Apart from the robust target localization problem, the robust ellipse fitting task is involved. Ellipse fitting means constructing an ellipse equation that best fits a series of 2-dimensional (2D) points extracted by edge detection techniques. However, the imperfect edge detection process may result in outliers. To obtain robustness against outliers, we formulate the fitting problem via non-differentiable constrained optimization with an ℓ0-norm fitness function. Since the LPNN methodology cannot handle the non-differentiability of the ℓ0-norm term, the locally competitive algorithm (LCA) is utilized to approximate the derivatives of the ℓ0-norm. Moreover, the LPNN-based fitting algorithm is proved to possess local stability.

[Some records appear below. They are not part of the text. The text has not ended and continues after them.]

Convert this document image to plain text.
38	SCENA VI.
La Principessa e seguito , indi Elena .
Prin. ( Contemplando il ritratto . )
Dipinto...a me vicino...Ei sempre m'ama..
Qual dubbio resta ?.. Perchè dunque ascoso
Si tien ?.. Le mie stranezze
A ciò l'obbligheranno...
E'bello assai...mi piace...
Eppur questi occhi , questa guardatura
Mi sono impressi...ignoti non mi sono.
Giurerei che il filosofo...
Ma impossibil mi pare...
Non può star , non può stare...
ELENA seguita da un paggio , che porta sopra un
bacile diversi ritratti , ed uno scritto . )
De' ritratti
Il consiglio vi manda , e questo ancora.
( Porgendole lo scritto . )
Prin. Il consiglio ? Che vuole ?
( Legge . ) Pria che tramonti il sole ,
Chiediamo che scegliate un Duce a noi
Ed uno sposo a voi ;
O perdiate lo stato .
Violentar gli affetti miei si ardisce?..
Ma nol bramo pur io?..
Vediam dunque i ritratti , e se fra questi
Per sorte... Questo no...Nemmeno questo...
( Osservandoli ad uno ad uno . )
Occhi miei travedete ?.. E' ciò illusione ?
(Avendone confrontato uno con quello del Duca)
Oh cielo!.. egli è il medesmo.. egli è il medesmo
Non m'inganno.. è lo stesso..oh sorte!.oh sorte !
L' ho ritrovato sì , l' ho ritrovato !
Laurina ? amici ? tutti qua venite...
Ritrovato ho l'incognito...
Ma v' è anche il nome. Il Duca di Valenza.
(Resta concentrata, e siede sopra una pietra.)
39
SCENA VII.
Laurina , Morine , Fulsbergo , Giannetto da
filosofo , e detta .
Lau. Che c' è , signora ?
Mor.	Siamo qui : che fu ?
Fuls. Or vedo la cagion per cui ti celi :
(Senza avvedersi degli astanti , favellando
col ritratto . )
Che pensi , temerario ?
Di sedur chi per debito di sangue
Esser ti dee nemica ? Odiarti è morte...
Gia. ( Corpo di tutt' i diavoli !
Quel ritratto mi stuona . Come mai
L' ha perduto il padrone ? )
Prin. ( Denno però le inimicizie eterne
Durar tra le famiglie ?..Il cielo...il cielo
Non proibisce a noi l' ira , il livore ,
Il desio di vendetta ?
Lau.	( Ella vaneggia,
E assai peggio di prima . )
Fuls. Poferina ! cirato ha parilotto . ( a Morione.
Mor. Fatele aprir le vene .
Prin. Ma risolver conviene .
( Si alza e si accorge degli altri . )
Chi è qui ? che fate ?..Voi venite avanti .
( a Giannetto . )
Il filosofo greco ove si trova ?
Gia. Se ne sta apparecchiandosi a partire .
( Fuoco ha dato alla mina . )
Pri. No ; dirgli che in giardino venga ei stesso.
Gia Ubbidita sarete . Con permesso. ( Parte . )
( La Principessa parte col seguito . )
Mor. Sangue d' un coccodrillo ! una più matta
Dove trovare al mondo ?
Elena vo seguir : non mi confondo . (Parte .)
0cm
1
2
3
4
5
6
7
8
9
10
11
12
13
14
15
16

Finally, a feature learning task based on the convolutional neural network (CNN) is studied. The constrained center loss (CCL) is proposed to enhance the discrimination power of deep features. The training objective function of the CCL-based algorithm consists of two terms, namely, the softmax loss and the CCL. In the proposed algorithm, the purpose of the softmax loss is to push the feature vectors from different classes apart. Meanwhile, the CCL endeavors to cluster the feature vectors such that the feature vectors of each class are close to each other. By doing so, the CNN-based feature extractor is enabled to learn more robust features. In the course of training, the CCL-based algorithm utilizes the alternative learning strategy. The first step updates the cluster centers, while the second step updates the connection weights of the feature learning module. Besides, a simplified CCL (SCCL) approach is also presented to avoid parameter redundancy. Compared to several state-of-the-art approaches, the proposed algorithms provide better performance on four benchmark datasets.